タワマンはこれ以上必要なのか? 建てて「いい場所」「悪い場所」をじっくり考える

AI要約

タワーマンションの影響や建設の歴史、規制緩和による変化について

地方でのタワーマン建設の活発化や都心部での競争激化の影響

タワーマンの影響に関する包括的な定量調査の不足と今後の課題

タワマンはこれ以上必要なのか? 建てて「いい場所」「悪い場所」をじっくり考える

 6月、東京都国立市で引き渡し間近のマンションが急きょ解体されることになる騒ぎがあった。このマンションをめぐる問題は、地域の名物である富士山の眺望を遮ること、周辺住宅の日照を遮ることだった。

 このニュースを見て、筆者(業平橋渉、フリーライター)はマンション、特にタワーマンション(タワマン)の影響について、また望ましい立地とは何かについて考えさせられた。

 タワマンとは、一般に20階以上の超高層マンションを指す(建築基準法では高さ60mを超える建築物を「超高層建築物」と定義)。その歴史は1963(昭和38)年の

「特定街区規制緩和」

に始まる。1970年、建築基準法が改正され、31mの高さ制限が撤廃され、高層マンション建設への道が開かれた。そして1976年、住友不動産は埼玉県南部の与野市(現・さいたま市)に日本初のタワマン「与野ハウス」を建設した。高さ66m、22階建て、総戸数463戸という当時としては画期的なものだった。

 1970年代から1990年代半ばまで、タワマンの建設には広大な敷地が必要だった。

・容積率(建物の延べ床面積の敷地面積に対する割合)

・日照権(日当たりを確保するための権利)

などの規制が厳しかったためだ。そのため、建設地は主に河川の近くや郊外に限られていた。

 転機となったのは1997(平成9)年の建築基準法の大改正だ。

 日照権や容積率の規制緩和により、都心部でのタワマン建設が可能になったのだ。翌1998年には東京都心で「センチュリーパークタワー」や「西早稲田シティタワー」が完成し、利便性の高い場所での建設が本格化した。

 2000年代に入ると、タワマンの影響を懸念する声が高まった。おりしも国立マンション訴訟(2002年)では、東京地裁が景観保護を理由に一部取り壊しを命じる判決を下し、大きな注目を集めた(該当のマンションはタワマンではない)。この訴訟は2006年の最高裁判決で住民側が敗訴したものの、景観利益の法的保護を初めて認める判断が示され、その後の景観をめぐる議論に大きな影響を与えた。
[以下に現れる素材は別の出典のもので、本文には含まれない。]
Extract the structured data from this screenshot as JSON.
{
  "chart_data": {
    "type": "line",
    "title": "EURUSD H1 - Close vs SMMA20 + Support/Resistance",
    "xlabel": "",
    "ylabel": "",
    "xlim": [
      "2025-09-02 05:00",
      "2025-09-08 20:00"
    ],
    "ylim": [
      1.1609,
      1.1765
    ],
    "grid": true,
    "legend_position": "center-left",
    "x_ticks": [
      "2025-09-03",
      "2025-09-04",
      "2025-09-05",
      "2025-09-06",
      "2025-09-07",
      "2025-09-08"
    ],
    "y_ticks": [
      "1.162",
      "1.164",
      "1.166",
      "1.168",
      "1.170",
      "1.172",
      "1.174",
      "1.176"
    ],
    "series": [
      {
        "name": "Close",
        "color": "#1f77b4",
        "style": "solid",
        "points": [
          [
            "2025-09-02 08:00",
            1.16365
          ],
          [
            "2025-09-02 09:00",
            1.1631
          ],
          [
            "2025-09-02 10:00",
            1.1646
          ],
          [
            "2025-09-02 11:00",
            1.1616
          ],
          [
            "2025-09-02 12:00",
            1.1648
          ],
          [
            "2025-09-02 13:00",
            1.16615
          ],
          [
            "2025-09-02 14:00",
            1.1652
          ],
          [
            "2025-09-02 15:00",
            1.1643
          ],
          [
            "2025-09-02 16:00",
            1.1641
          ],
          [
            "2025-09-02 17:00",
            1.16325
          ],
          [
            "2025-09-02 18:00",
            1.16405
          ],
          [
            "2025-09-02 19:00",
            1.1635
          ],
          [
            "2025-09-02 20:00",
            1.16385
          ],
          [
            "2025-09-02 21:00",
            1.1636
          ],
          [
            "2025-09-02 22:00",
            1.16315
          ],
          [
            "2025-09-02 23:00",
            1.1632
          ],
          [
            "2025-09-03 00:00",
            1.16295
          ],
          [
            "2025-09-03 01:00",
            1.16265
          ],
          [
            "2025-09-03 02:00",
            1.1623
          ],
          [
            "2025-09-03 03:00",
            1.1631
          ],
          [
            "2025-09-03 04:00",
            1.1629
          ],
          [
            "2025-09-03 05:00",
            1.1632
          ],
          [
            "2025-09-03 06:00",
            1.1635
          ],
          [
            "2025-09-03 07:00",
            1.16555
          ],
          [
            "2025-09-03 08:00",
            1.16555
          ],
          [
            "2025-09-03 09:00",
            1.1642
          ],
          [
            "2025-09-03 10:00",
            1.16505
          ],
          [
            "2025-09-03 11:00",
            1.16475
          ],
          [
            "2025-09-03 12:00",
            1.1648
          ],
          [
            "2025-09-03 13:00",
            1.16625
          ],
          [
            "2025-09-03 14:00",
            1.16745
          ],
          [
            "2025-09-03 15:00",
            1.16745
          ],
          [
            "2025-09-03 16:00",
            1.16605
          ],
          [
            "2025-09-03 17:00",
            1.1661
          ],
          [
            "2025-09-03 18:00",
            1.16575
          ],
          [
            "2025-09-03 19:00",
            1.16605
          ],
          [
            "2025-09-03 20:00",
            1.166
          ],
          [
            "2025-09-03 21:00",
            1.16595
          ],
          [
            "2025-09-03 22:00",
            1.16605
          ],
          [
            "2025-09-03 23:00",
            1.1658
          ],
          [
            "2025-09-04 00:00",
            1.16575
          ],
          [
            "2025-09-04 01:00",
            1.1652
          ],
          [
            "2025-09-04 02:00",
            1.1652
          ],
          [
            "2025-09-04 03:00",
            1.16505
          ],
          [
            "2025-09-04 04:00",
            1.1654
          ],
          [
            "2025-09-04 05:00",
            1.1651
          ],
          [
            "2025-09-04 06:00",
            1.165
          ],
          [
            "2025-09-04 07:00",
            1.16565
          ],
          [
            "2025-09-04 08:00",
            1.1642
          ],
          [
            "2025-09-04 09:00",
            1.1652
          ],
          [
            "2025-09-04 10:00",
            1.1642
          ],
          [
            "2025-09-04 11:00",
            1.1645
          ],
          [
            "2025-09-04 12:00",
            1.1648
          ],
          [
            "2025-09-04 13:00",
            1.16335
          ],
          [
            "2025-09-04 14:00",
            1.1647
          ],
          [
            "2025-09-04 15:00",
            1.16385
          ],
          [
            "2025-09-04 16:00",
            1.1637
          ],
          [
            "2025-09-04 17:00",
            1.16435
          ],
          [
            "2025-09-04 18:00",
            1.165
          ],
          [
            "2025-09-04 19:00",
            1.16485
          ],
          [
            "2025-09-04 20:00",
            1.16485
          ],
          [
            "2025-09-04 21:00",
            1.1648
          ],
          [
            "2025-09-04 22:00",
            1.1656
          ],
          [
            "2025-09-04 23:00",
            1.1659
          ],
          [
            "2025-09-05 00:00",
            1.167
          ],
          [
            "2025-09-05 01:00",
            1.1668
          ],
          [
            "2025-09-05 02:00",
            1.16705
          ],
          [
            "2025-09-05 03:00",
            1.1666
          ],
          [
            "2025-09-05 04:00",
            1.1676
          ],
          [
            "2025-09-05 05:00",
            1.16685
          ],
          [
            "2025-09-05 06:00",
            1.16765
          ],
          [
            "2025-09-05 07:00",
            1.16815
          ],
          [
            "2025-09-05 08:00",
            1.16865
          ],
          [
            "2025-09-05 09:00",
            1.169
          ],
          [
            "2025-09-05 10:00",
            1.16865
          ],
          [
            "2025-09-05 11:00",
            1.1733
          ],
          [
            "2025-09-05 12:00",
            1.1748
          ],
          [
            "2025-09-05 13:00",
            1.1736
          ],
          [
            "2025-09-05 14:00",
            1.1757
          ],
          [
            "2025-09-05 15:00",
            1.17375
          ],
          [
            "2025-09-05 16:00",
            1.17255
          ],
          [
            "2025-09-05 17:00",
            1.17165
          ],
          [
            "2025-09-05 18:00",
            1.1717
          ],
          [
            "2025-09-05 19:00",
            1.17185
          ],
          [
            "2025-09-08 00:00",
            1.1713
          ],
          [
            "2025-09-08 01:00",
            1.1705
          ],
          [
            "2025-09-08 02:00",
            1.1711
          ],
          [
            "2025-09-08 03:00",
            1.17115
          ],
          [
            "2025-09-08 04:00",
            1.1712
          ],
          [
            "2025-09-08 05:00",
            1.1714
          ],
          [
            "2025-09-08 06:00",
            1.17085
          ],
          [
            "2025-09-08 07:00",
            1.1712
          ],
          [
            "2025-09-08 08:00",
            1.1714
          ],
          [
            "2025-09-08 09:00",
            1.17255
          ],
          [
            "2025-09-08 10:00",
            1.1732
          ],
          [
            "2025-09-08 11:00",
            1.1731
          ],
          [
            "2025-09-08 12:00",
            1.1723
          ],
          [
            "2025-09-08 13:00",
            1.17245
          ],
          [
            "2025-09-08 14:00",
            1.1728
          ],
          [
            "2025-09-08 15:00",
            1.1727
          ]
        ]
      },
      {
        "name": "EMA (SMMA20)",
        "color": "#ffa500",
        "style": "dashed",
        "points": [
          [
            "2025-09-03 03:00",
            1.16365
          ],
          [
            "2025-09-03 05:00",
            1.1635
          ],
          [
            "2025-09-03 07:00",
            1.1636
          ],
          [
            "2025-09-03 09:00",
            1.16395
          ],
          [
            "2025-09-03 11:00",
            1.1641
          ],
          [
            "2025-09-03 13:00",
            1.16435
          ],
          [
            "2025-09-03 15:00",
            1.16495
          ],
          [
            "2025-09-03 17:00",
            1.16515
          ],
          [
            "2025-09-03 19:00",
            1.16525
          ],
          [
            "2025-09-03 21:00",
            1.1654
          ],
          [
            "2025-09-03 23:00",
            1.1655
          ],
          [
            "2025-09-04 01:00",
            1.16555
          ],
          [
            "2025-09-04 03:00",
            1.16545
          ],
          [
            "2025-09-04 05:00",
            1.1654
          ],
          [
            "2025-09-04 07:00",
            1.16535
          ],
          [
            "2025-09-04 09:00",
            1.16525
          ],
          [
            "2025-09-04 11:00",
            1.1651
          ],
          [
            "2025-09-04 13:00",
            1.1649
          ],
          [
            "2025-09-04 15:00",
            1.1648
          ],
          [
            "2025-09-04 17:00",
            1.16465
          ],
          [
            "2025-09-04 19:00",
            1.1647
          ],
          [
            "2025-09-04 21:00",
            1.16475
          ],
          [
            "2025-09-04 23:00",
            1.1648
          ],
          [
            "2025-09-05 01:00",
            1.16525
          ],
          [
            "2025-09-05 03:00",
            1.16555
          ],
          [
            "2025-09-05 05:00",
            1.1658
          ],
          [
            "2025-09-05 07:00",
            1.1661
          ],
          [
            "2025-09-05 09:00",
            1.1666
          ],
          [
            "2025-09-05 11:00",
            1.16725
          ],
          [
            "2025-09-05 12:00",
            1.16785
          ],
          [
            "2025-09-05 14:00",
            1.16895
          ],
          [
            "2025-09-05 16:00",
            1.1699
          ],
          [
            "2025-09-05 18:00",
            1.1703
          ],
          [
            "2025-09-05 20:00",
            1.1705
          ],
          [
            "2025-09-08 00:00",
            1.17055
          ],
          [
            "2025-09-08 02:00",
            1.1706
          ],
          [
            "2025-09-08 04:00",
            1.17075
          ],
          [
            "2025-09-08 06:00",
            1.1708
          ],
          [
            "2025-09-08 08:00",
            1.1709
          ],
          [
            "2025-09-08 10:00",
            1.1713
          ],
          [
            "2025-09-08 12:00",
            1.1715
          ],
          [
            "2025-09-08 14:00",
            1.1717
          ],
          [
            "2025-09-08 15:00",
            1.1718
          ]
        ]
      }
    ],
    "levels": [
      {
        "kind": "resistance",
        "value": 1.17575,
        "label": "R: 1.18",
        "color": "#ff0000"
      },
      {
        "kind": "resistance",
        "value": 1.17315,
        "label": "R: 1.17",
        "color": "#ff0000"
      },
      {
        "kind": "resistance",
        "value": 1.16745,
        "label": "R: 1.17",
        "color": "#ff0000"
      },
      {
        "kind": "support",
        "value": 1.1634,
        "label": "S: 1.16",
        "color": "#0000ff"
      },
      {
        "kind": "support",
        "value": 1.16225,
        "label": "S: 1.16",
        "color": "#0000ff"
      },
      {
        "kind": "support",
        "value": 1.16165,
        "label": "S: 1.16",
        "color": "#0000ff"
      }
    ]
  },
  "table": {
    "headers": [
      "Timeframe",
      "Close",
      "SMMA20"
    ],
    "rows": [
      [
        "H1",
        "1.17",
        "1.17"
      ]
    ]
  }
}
 マンション建設の本格化後、その規制は自治体レベルで早くから行われている。1978(昭和53)年の神戸市都市景観条例制定、1984年の世田谷区建築協定締結を皮切りに、江東区が

・マンション等建築指導要綱を制定(2002年)

・マンション建設計画の調整に関する条例を施行(2004年)

するなど、既存の街並みとの調和を図る動きが強まった。このような変遷は、タワマン開発が単なる住宅供給の問題ではなく、

・都市の景観

・地域社会のあり方

に深く関わる課題であることを示している。

 そもそも、タワマンにはどれくらいの人が住んでいるのだろうか。タワマン単独の統計はないものの、国土交通省の「令和5年度 住宅経済関連データ」が類似した統計を提供している。このデータでは、マンションを「中高層(3階建て以上)・分譲・共同建で、鉄筋コンクリート造、鉄骨鉄筋コンクリート造又は鉄骨造の住宅」と定義している。
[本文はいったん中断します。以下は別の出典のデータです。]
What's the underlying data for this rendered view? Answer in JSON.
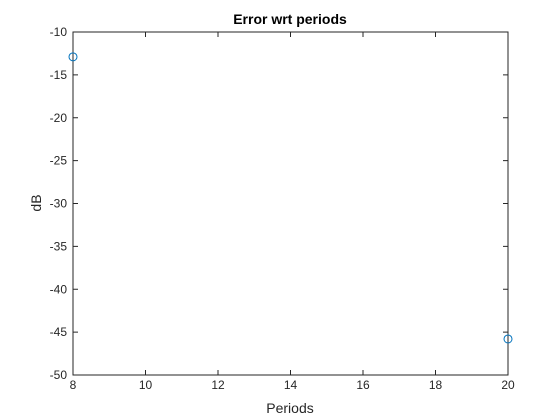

 このデータによれば2022年末時点のマンションストック総数(新規供給戸数の累積を基にした推計)は約694.3万戸で、2020年国勢調査による1世帯あたりの平均人員2.2人にかけて単純計算すると約1500万人。

「国民の1割超」

がマンションに居住している推計となる。また、同調査の「超高層マンション竣工戸数の推移(首都圏)」によると、2007年の分譲1万9429戸、賃貸3884戸をピークに、2022年には分譲3801戸となっている。ピークに比べ供給量が減っている理由には、用地取得が

「ホテルと競合して激化している」

ことが挙げられる。競争激化で用地取得コストが増加、好立地を抑えることも困難になっているためだ。

 一方、今後地方でタワマン建設が活発化するのには理由がある。ひとつは、都心部の再開発やコンパクトシティ化が進んでいることだ。また、郊外の住宅地に一戸建て住宅を建てるという従来のライフスタイルが不便だと認識されるようになった。

 このような理由から、タワマンは今後も建設され続け、日本各地で景観やコミュニティーへの影響が問題になっていくだろう。

 地域社会に与える影響は、ポジティブなものからネガティブなものまでさまざまである。しかし、その影響に関する包括的な定量調査はまだ十分に行われていない。